Last fall, the company asked the PUC to allow it to increase its rates by $6.4 million, or 11.4 percent. Last month, the PUC said it was considering conducting a management audit of Bangor Hydro after receiving numerous complaints from customers about rate increases.

The utility has been granted five rate increases in as many years. The PUC agreed to put the audit on hold for 90 days to allow Bangor Hydro to come up with its own plan.

“We are looking for ways to cut costs to avoid the need for a rate increase,” Lee said Friday.

He said the company was looking at “everything,” and that a decrease in staffing was expected. Details on how many and what jobs would be cut have yet to be worked out, Lee said. The utility now employs 420 people.
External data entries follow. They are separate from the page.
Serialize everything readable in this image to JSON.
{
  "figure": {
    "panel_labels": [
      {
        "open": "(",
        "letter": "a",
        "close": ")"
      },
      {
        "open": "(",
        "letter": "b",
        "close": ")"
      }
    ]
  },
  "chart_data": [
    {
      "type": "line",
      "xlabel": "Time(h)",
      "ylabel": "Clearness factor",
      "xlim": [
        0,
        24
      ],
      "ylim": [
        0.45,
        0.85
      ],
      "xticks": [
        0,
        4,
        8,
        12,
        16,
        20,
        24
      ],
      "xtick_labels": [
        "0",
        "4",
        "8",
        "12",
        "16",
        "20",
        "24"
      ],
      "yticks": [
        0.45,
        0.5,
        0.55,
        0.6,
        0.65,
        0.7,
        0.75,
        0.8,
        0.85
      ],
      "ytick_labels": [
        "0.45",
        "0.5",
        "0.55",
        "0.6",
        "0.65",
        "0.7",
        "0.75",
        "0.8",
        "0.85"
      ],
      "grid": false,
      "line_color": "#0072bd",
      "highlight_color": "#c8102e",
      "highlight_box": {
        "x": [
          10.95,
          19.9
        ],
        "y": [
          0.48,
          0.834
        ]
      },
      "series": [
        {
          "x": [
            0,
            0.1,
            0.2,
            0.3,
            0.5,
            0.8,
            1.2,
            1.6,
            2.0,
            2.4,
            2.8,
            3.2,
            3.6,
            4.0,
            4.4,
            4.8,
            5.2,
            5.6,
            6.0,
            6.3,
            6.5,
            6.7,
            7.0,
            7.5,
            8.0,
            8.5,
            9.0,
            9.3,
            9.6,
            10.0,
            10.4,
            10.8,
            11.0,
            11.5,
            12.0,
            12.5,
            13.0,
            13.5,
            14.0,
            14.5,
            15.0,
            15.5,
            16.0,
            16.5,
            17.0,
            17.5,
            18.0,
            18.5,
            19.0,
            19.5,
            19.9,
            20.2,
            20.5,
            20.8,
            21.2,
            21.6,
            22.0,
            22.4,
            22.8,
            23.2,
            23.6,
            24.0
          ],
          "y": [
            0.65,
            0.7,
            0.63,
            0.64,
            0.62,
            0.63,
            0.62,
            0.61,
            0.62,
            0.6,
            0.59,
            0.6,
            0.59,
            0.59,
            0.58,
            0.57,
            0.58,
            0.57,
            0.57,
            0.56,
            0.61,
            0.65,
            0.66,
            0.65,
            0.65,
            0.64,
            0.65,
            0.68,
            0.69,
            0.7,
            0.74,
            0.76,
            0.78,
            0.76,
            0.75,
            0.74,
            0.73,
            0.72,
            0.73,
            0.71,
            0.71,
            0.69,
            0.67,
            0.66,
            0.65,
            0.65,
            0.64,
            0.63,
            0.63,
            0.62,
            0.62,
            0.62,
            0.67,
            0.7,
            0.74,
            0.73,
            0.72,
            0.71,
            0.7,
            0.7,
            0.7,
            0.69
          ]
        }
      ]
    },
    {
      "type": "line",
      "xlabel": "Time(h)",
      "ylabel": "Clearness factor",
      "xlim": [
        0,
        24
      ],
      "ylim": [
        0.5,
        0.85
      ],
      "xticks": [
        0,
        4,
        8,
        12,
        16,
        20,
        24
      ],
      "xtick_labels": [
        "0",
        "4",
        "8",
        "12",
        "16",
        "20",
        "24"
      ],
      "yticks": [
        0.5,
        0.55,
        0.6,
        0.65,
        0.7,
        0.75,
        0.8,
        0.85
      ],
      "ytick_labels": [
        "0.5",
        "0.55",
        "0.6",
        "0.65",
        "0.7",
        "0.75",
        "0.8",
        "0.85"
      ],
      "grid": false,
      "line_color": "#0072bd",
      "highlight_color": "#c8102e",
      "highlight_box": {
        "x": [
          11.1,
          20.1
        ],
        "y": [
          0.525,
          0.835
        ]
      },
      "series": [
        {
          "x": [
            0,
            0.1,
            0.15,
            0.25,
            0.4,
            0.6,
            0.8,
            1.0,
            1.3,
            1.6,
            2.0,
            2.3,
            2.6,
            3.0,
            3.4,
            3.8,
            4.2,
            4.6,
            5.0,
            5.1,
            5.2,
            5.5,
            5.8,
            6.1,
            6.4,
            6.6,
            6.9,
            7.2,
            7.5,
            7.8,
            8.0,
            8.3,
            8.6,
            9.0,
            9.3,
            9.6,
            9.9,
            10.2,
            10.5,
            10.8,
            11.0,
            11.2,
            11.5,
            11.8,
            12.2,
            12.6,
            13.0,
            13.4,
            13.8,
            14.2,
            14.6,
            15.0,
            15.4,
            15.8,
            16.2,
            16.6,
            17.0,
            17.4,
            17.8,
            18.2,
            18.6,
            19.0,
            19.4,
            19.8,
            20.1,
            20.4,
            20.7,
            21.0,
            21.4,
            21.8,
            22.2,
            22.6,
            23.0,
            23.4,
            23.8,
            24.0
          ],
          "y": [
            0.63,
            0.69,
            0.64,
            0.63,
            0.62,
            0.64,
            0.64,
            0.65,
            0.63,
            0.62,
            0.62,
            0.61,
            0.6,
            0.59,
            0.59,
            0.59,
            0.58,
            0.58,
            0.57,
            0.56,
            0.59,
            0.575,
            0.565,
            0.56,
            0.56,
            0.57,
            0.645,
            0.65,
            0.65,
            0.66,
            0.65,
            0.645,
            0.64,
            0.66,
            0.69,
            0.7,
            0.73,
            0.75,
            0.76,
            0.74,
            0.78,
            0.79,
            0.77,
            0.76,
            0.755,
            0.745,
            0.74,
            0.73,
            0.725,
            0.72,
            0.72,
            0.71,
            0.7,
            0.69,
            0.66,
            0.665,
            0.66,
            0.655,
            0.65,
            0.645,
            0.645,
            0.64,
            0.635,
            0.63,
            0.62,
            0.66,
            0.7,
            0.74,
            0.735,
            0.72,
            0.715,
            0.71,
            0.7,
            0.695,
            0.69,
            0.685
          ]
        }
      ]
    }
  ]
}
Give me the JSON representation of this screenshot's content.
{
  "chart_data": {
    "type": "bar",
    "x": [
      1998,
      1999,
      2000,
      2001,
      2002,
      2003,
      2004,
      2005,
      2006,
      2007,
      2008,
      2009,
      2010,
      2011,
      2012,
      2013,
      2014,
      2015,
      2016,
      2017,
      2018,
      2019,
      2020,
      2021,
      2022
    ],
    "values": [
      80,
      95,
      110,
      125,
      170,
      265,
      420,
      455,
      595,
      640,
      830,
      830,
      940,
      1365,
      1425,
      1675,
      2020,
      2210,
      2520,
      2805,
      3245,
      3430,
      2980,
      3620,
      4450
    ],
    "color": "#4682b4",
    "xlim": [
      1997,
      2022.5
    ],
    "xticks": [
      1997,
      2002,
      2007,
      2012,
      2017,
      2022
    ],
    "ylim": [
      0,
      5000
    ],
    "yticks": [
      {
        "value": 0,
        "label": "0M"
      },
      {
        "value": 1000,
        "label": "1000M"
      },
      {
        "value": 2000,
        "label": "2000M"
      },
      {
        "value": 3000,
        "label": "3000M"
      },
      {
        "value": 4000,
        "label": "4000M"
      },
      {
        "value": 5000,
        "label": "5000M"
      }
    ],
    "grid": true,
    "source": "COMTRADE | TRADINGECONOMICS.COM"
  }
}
In an internal memo to company employees, Lee wrote that operating expenses must be cut by 20 percent. “Obviously, this will have a significant impact on employment levels and will require a major restructuring of our company,” said the memo, distributed Thursday.

“In reducing employment levels we will try to identify other employment opportunities within the Emera family, explore the feasibility of voluntary early retirement packages and examine appropriate severance packages,” the memo continued.

Bangor Hydro was purchased by Nova Scotia-based Emera Inc. in October. Emera is also a part owner of the Maritimes and Northeast Pipeline that carries natural gas across the state.

To stave off a PUC audit, Bangor Hydro proposed freezing its rates at current levels until 2007. There would be provisions to allow the company to make up for extraordinary circumstances like an ice storm, Lee said.

Bangor Hydro has not presented official cost-cutting plans to the PUC because it has 90 days from late January to do so, he said. The plan has to be approved by the PUC.

The company was forced to look for cost savings, Lee said, because it has been hard hit by the loss of some of its largest customers of late.

Its largest customer, HoltraChem Manufacturing Co., closed its doors in 2000. Since then mills owned by International Paper in Costigan and Passadumkeag and Gates Formed-Fibre Products Inc. in Eastport have been shut down. Another large customer, Eastern Pulp and Paper, which owns mills in Brewer and Lincoln, is currently in bankruptcy.

While the amount of electricity Bangor Hydro has sold has decreased, its fixed costs have not, Lee said.

“It’s pretty clear we need to reduce our costs,” he said.

In addition to cutting staff, the company will explore opportunities to work more closely with Emera to cut costs, and it may reduce the amount of money it spends on capital projects.

The fiscal restraints will not affect the utility’s plans to build a new transmission line across eastern Maine, Lee said. That project is now before the Board of Environmental Protection.

The PUC has yet to receive the company’s plan, but commission officials were briefed on its contents at a meeting Thursday.

“To not do a rate case and look for internal savings, that’s a good thing,” said Phil Lindley, a spokesman for the PUC.

He said the Bangor Hydro plan included a provision to share earnings with ratepayers if the amount of money the company makes is above target levels that have yet to be set.

The commission’s only concern, he said, is that the company’s service quality does not decline.